Qi Zhang [Wed, 8 Mar 2017 06:19:01 +0000 (01:19 -0500)]
net/fm10k/base: do not stop reset
Don't report FM10K_ERR_REQUESTS_PENDING when we fail to disable queues
within the timeout. This can occur due to a hardware Tx hang, or when
the switch ethernet fabric is resetting while we are transmitting
traffic. It can sometimes take up to 500ms before the Tx DMA engine
gives up. Instead, just skip the DMA engine check and perform
a data-path reset anyways. Add a statistic counter to keep track of the
number of resets occurring while we have pending DMA on the rings.
In order to prevent having to assign err = FM10K_SUCCESS, re-order the
last few items of the reset_hw_pf function so that we don't perform
"return err" at the end.
Qi Zhang [Wed, 8 Mar 2017 06:18:59 +0000 (01:18 -0500)]
net/fm10k/base: enable lport map request
If the fm10k interface is brought up, but the switch manager software is
not running, the driver will continuously request the lport map every
few seconds in the base driver watchdog routine. Eventually after
several minutes the switch mailbox Tx fifo will fill up and the mailbox
will timeout, resulting in a reset. This reset will appear as if for no
reason, and occurs regularly every few minutes until the switch manager
software is loaded.
The VF uses a multi-bit update request to clear unused VLANs whenever it
resets. However, an accident in a previous refactor broke multi-bit
updates for VFs, due to misreading a comment in fm10k_vf.c and
attempting to reduce code duplication. The problem occurs because
a multi-bit request has a non-zero length, and the PF would simply drop
any request with the upper 16 bits set. In addition, a multi-bit vlan
update does not have a concept for "VLAN 0" as the single bit update
does.
A previous revision of this patch resolved the issue by simply removing
the upper 16 bit check and the iov_select_vid checks. However, this would
remove the checks for default VID and for ensuring no other VLANs can be
enabled except pf_vid when it has been set. To resolve that issue, this
revision uses the iov_select_vid when we have a single-bit update, and
denies any multi-bit update when the VLAN was administratively set by
the PF. This should be ok since the PF properly updates VLAN_TABLE when
it assigns the PF vid. This ensures that requests to add or "remove" the
PF vid work as expected, but a rogue VF could not use the multi-bit
update as a loophole to attempt receiving traffic on other VLANs.
The original comment may be read incorrectly as referring to checking
the *entire* length is zero.

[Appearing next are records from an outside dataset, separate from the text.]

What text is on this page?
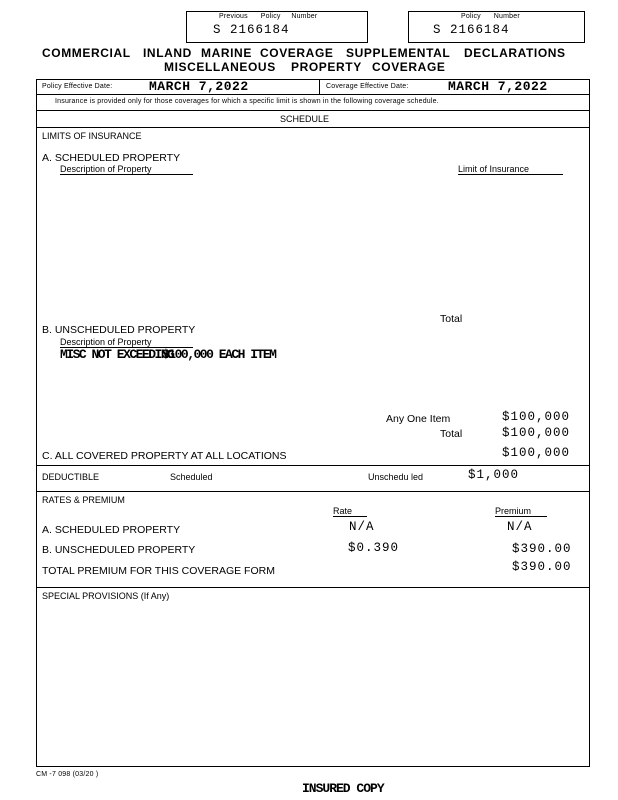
Previous Policy Number
S 2166184
Policy Number
S 2166184
COMMERCIAL INLAND MARINE COVERAGE SUPPLEMENTAL DECLARATIONS
MISCELLANEOUS PROPERTY COVERAGE
Policy Effective Date:	MARCH 7,2022	Coverage Effective Date:	MARCH 7,2022
Insurance is provided only for those coverages for which a specific limit is shown in the following coverage schedule.
SCHEDULE
LIMITS OF INSURANCE
A. SCHEDULED PROPERTY
Description of Property	Limit of Insurance
Total
B. UNSCHEDULED PROPERTY
Description of Property
MISC NOT EXCEEDING
$100,000 EACH ITEM
Any One Item	$100,000
Total	$100,000
C. ALL COVERED PROPERTY AT ALL LOCATIONS	$100,000
DEDUCTIBLE	Scheduled	Unschedu led	$1,000
RATES & PREMIUM
Rate	Premium
A. SCHEDULED PROPERTY	N/A	N/A
B. UNSCHEDULED PROPERTY	$0.390	$390.00
TOTAL PREMIUM FOR THIS COVERAGE FORM	$390.00
SPECIAL PROVISIONS (If Any)
CM -7 098 (03/20 )
INSURED COPY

However, it merely checks only the reserved
bits of both length and reserved in a small amount of code. Update the
comment to indicate this is a clever trick and clearly spell out that it
only checks the reserve bits.
Qi Zhang [Wed, 8 Mar 2017 06:18:56 +0000 (01:18 -0500)]
net/fm10k/base: use different name for override bit
Use a new #define FM10K_VLAN_OVERRIDE even though we're using
the exact same bit. The reason for this is clarity in the code,
otherwise you can read FM10K_VLAN_CLEAR and think it should be
removed. Also add a comment explaining why the FM10K_VLAN_OVERRIDE
bit is set.
Qi Zhang [Wed, 8 Mar 2017 06:18:55 +0000 (01:18 -0500)]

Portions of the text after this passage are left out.